I have been reflecting on what Athanasius said in his recent post about the Synod on the Word of God and the “Talking Church” and it brought to mind a very interesting paradox. How often is the accusation leveled against the pre-Vatican II Church that it was an impersonal bureaucracy out of touch with the common people? This assumption lies behind many of the shallow arguments in favor of things like Mass versus populum, multiple Eucharistic prayers, etc. “The old Church was so bureaucratic and impersonal! The new Church is so much more friendly, blah blah...”
So let's look at this faceless bureaucracy idea. What is the number one thing that ineffectual bureaucracies are known for? If nothing else, I'd say the perennial mark of the bureaucracy is endless mountains of documents and paperwork. Isn't this the case? There are many more marks of a bureaucracy of course, but let's just stick with the “document overkill” idea for a moment, as it relates to the topic at hand. Now, which era of the Church do we associate with mounds of useless documents, pre-Vatican II or post-Conciliar? Obviously the modern Church wins the award for the most copious amount of documents. Both the rate at which documents are churned out and the length of individual documents are greater in the post-Conciliar Church. Fides et Ratio and Familiaris Consortio are novellas. Even a relatively large pre-Vatican II encyclical (like Divini Redemptoris or Rerum Novarum) is thin in comparison.
Now I do not care personally if a document is long or verbose. It's not that I can't or won't read them because I'm lazy or dumb (although, for a Church that insists so strongly on being pastoral, the post-Conciliar documents are very inaccessible to the average Joe because of their excessive verbosity and philosophical jargon – how is a layman to approach works with titles like “On the Unicity and Salvific Universality of Jesus Christ and the Church?” The faithful are too dumb to understand “ineffable” but are supposed to get interested in a document with a sub-title like that?). My irritation is that the current Magisterium feels like it always needs to be saying something. And saying is all, because as Athanasius pointed out, it really isn't doing a whole lot. Perhaps the idea is that by issuing so many statements and documents people will see how compassionate, relevant or in-touch the Church is. Isn't there a Proverb about not being too eager to speak? Ah, yes: “He who guards his mouth and his tongue keeps himself from trouble” and “He who guards his mouth protects his life; to open wide one's lips brings downfall” (Pro. 21:21, 13:3). It is a biblical principle that it is much better to act more and say less, and yet in the current Magisterium we see the opposite: a lot of talk and very little action.
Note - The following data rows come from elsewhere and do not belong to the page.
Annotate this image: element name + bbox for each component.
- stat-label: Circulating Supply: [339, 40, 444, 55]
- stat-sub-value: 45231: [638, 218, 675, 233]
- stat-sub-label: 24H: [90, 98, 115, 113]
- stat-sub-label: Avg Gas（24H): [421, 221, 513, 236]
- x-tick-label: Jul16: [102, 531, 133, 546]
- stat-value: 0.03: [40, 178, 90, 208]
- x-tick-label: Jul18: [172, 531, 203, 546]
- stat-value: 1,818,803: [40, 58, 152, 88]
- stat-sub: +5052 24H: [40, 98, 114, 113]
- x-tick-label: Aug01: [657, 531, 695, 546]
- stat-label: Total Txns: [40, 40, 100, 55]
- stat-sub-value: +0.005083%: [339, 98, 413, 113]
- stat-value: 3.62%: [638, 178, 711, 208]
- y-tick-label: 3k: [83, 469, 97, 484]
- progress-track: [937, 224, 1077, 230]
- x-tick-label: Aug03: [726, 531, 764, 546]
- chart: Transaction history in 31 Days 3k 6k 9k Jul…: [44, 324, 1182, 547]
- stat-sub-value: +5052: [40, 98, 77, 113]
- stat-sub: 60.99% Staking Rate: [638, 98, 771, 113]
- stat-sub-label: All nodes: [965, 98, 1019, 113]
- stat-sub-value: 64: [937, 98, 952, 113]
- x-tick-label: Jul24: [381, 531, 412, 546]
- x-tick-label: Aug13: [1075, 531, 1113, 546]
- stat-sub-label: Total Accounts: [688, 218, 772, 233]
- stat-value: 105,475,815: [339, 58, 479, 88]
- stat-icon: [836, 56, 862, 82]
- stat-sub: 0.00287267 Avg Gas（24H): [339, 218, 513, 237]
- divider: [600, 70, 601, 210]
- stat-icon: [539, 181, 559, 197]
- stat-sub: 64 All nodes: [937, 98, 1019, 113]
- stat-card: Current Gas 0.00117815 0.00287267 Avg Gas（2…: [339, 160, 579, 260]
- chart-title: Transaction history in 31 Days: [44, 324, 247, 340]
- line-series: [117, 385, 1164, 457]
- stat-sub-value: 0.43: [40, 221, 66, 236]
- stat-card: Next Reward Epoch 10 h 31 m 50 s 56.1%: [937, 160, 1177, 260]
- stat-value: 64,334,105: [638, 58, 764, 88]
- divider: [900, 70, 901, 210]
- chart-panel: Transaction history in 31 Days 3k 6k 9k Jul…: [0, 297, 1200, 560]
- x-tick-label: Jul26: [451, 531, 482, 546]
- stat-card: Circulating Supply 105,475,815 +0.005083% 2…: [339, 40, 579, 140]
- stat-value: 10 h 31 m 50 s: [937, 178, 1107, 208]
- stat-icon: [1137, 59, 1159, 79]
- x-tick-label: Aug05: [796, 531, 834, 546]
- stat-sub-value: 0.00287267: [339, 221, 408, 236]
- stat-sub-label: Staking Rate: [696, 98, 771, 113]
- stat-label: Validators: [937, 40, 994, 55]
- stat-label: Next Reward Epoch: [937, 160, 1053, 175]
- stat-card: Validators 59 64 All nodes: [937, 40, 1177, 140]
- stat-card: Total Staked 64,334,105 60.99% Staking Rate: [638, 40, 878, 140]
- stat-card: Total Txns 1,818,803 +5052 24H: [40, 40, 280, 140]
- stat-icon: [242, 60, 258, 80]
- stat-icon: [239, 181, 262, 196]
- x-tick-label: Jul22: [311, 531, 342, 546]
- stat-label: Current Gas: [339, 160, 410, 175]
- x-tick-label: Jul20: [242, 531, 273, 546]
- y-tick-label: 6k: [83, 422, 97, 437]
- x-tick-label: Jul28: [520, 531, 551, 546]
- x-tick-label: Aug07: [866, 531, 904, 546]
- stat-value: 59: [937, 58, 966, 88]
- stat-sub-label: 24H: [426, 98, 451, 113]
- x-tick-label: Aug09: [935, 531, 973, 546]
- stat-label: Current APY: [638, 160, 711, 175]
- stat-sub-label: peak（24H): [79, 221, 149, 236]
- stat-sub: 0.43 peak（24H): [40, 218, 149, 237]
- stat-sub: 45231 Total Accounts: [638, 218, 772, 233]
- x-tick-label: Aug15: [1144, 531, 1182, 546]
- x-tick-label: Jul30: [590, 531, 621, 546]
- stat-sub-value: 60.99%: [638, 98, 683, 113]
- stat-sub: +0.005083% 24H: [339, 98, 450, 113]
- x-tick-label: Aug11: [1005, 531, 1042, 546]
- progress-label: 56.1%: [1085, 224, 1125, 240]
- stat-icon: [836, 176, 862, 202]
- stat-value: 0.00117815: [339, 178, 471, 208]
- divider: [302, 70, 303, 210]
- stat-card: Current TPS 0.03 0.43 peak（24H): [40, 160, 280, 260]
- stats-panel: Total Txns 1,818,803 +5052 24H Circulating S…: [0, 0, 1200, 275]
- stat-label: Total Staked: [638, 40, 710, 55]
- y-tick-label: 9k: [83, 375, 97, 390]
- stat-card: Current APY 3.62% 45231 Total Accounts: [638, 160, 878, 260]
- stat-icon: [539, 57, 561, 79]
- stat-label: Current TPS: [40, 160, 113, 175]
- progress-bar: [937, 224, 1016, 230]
In the 15th century, a radical movement within the Church that has come to be known as Conciliarism attempted to force an ecclesiology on the pope which demanded a submission of Pope to Council and the creation of a permanently sitting Council, a kind of ecclesiastical parliament. The popes zealously denounced this as a heresy and had completely triumphed over it by the early 16th century. But like other heresies, this one has crept back into the Church through the back door, winning many adherents in the hierarchy. But it is not so much a formulated dogma as it is a praxis which is taken for granted; i.e., The pope should always be saying something about something, making statements, going over talking points, etc. Perhaps this is supposed to create the illusion of action – perhaps the Magisterium thinks this sort of endless talk really is action. Whatever you attribute it to, what we are left with is a de facto permanent Council churning out documents year after year that are hastily put together (the working document for the Synod on the Word of God is a disaster), overly wordy, of an ambiguous nature, questionable in their authority and their veracity and seldom implemented or followed up on. If anything, this sort of routine does nothing but conditions the faithful to ignore Rome. Isn't that how we treat a person who talks too much – we shut them out?
Contrast this with the impact that short yet succinct documents are able to have – consider the firestorm that was set off by the Syllabus or Errors, a document that can be printed in three pages. Or, to take even a post-Conciliar example, look at Humanae Vitae. Compared to the tomes of JP2 it is quite short, and yet we'd have to agree that this encyclical has been the most consequential of modern times. A brief statement can be full of power and clarity.
Well, I'm sure we'll revisit this in the future, but check out this post if you want to read some analysis of the working document itself. Long story short: the Magisterium needs to issue documents that are brief, concise and theologically accurate, not rambling booklets that are dense, theologically sloppy and way too long.